Lymphatic stasis is a lymph circulation disorder that leads to oedema. Lymph is a tissue fluid that is discharged from cells through the lymphatic vessels. It is a liquid rich in protein and toxins. Its deposition in the subcutaneous tissue may lead to the development of inflammation, and at a later stage – tissue distortions and excessive keratinization of the epidermis. Lymphatic stasis may appear in a variety of locations. Lymph oedemas of limbs are frequently encountered, as well as lymphatic stasis on the face (especially under the eyes). Women after mastectomy also experience lymphedema.

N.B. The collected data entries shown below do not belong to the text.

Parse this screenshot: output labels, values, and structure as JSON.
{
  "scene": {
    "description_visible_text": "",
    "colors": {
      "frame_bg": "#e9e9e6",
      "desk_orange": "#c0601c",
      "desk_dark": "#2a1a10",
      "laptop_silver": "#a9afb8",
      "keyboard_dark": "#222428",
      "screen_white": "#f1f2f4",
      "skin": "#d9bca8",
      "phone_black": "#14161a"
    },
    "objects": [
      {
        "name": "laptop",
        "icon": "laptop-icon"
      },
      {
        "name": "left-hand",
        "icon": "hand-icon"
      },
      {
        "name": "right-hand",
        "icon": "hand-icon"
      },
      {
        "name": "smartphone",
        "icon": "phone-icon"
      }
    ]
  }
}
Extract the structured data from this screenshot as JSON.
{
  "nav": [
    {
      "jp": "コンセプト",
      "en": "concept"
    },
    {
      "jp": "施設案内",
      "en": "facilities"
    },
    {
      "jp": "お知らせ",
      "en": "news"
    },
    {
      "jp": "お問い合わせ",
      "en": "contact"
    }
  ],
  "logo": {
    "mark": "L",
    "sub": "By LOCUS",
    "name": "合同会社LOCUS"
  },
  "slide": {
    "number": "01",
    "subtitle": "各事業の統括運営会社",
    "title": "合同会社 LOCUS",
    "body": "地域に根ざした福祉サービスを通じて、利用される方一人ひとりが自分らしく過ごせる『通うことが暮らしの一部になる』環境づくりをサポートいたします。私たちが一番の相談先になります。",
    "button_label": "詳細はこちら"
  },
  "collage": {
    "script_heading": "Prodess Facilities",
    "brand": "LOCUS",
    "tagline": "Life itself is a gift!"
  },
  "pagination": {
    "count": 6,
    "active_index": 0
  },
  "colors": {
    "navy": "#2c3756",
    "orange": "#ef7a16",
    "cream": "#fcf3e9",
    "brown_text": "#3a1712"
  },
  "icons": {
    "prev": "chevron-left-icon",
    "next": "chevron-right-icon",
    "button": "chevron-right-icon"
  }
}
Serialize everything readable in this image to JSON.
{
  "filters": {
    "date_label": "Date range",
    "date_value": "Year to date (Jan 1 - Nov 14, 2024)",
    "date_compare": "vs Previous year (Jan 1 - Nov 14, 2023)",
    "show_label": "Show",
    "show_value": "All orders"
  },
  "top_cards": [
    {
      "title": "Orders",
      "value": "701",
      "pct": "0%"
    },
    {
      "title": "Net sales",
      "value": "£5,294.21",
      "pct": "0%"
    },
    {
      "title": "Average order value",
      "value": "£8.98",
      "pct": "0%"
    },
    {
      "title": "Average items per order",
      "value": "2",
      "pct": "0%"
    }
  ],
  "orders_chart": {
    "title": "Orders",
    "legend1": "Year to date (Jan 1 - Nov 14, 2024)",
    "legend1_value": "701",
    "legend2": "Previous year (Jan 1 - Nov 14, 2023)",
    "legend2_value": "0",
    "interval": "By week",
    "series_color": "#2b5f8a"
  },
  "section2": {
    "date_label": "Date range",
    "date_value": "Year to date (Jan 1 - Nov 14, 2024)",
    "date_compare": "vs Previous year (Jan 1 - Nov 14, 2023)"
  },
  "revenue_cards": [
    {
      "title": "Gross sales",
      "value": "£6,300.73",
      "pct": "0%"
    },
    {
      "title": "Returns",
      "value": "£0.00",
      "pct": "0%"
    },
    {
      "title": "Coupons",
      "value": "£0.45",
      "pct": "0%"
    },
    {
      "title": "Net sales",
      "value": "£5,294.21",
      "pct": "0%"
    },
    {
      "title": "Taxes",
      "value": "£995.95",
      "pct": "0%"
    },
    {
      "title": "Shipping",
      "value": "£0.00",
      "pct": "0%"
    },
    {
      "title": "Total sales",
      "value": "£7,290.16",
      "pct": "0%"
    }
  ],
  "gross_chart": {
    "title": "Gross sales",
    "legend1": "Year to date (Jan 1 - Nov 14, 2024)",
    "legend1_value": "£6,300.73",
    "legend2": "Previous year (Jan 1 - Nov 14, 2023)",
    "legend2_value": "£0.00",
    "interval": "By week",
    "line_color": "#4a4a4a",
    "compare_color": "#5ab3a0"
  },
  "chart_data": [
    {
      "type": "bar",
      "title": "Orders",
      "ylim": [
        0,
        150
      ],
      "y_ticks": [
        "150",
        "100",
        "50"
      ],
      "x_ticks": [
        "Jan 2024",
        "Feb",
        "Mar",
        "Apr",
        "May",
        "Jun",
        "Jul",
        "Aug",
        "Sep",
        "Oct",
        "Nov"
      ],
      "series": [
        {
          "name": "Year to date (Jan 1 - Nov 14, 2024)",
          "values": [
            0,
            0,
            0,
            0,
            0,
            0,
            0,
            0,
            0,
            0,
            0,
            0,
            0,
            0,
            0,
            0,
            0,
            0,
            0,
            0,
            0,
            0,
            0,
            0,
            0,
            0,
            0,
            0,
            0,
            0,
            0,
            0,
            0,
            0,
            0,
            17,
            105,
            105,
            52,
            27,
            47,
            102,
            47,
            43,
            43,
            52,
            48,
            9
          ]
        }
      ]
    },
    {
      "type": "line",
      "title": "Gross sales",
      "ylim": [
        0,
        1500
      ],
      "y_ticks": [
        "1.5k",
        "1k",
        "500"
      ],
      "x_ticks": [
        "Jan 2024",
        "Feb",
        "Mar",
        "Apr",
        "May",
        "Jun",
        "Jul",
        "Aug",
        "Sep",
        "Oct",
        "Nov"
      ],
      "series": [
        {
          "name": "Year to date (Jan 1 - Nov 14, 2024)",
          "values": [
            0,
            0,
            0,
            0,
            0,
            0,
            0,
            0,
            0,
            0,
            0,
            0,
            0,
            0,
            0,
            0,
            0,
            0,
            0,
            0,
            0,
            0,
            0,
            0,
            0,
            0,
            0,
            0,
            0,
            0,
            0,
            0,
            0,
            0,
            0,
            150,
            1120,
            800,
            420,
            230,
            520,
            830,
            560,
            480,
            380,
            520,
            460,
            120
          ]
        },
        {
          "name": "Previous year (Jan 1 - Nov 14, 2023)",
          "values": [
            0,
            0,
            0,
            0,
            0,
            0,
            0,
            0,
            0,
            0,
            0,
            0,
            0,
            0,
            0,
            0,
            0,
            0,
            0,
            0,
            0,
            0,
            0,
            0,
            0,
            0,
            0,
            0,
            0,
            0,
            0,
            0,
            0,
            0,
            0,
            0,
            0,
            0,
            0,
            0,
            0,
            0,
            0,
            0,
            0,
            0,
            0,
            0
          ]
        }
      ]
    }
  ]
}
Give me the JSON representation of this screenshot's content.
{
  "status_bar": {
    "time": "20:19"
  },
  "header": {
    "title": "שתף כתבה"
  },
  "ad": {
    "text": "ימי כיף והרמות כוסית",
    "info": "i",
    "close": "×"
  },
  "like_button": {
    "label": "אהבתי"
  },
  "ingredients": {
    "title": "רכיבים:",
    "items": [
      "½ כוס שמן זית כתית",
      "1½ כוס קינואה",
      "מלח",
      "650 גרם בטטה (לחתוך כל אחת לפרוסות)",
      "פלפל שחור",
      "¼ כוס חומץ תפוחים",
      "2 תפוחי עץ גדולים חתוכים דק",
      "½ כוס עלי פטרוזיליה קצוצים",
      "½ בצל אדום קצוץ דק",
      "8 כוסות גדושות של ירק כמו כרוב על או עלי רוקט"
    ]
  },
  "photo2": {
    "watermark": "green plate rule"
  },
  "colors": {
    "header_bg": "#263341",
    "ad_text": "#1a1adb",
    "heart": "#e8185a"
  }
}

The causes of lymphatic stasis are varied – sometimes they are innate and are a consequence of improper development of lymphatic vessels or lymph nodes. In turn, acquired lymphatic stasis may be the result of:
- sedentary lifestyle
- mechanical injuries
- lymphatic damage
- breast removal surgery – lymphatic stasis after mastectomy is a consequence of axillary lymph nodes removal, which prevents the outflow of lymph from the hand; swelling may appear immediately after breast removal surgery, but also many months later
- connective tissue diseases
- bacterial infections
- chronic venous insufficiency
- parasitic diseases
Lymphedema located on the lower or upper limbs may limit its mobility. Initially, lymphatic stasis appears during the day, with time – they are noticeable from the morning. The skin becomes hard and keratinized, additionally orange skin appears. Lymphatic stasis may also be accompanied by nails appearance changes, which become brittle and fragile, with a yellowish shade. The complication of persistent lymphedema can be lymphangitis, as well as bacterial and fungal infections.